CapitaLand est la plus grande compagnie immobilière à Singapour et l’un des dix plus gros promoteurs d’Asie, ainsi que le plus gros opérateur de résidences de service en Asie Pacifique »

Et encore: « …Le système est également très méritocratique du fait de méthodes ingénieuses de sélection des meilleurs talents pour servir le gouvernement. Les salaires versés aux fonctionnaires y sont parmi les plus élevés au monde, et ce afin d’attirer les personnes les plus qualifiées au service du gouvernement et aussi afin de diminuer les tentations de corruption. Les jeunes talents sont testés puis recrutés après avoir été invités à prendre le thé avec le premier ministre »

Ne manquez pas l’épisode 27 qui risque d’être plein de rebondissement.

@ Koldo:

Je vais reprendre un éléments de discussion a lequel tu as refusé de répondre.

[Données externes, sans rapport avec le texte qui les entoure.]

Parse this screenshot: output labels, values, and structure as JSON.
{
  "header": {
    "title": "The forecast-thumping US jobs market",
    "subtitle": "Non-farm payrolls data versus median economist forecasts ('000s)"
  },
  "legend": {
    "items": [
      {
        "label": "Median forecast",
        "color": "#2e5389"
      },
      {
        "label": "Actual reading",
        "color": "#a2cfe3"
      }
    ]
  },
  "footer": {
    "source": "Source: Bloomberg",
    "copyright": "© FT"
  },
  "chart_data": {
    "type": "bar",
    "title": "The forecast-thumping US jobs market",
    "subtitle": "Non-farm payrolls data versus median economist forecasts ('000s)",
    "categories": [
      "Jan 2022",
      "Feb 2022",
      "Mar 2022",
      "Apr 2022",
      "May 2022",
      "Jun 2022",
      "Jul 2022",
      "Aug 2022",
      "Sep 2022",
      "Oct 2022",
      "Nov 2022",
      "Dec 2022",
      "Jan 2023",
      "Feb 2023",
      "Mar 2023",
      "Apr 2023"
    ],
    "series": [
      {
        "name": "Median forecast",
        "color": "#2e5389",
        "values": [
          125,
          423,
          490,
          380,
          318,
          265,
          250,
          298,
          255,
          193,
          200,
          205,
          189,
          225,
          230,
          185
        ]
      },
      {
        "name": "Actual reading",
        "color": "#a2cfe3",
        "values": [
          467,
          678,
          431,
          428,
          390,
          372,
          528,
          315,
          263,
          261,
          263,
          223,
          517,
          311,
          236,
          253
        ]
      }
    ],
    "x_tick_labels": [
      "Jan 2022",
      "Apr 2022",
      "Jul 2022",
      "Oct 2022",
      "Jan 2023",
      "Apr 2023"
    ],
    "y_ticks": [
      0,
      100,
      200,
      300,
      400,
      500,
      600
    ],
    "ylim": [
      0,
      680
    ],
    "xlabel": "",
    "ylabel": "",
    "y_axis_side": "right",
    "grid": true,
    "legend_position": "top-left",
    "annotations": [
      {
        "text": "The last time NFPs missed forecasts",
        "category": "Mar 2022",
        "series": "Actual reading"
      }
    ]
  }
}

À Singapour, les revenus du gouvernement (tirés des taxes et impôts) correspond à 13% du PIB. La moyenne de l’Union Euro est de… 39,8% !!!

Si Singapour est, selon toi, une économie socialiste alors l’Europe est un régime stalinien ?

Réfléchit au lieu de citer un bouffon comme Dominique Lorrain.

Les faits sont là.

@ Yvon Fleurent:

Si le gouvernement de Singapour a le nez partout, force est de constater que ce n’est pas en taxant et en imposant les gens 😉

Gagnon le gouvernement de Singapour à le nez jusqu’au oreilles dans l’économie. Les libertariens ne veulent pas du gouvernement dans l »économie.

Gagnon le gouvernement de Singapour à le nez dans les affaires personnelles des gens ce qui est contraire à la philosophie des libertariens.

« Si le gouvernement de Singapour a le nez partout, force est de constater que ce n’est pas en taxant et en imposant les gens »(DG)

Alors Gagnon, il prend son argent où le gouvernement de Singapour?

Gagnon J’oubliais Singapour à un gouvernement censuré qui contrôle presque tout avec un parti unique comme en ex URSS.

C’est un fait Gagnon, Pas un avis. C’est anti-libertarien.

@ Yvon Fleurent :

Je vais te répondre la même chose qu’a Koldo.

Le gouvernement de Singapour taxes 3 fois moins que ceux de l’OCDE et leur dépenses sociale 2 fois moins élevé.

Comment un gouvernement qui taxe et dépense si peut-il avoir « le nez jusqu’au oreilles dans l’économie » (sic) dans l’économie ?

Alors Gagnon, il prend son argent où le gouvernement de Singapour?

À très peu d’endroits car le gouvernement dépense presque rien.

Pour ce qui est de la censure à Singapoure, tu as raison. C’est pourquoi j’ai dit déjà (à au moins 2 reprises) que le caractère libertarien de ce pays est uniquement mesurable dans l’économie.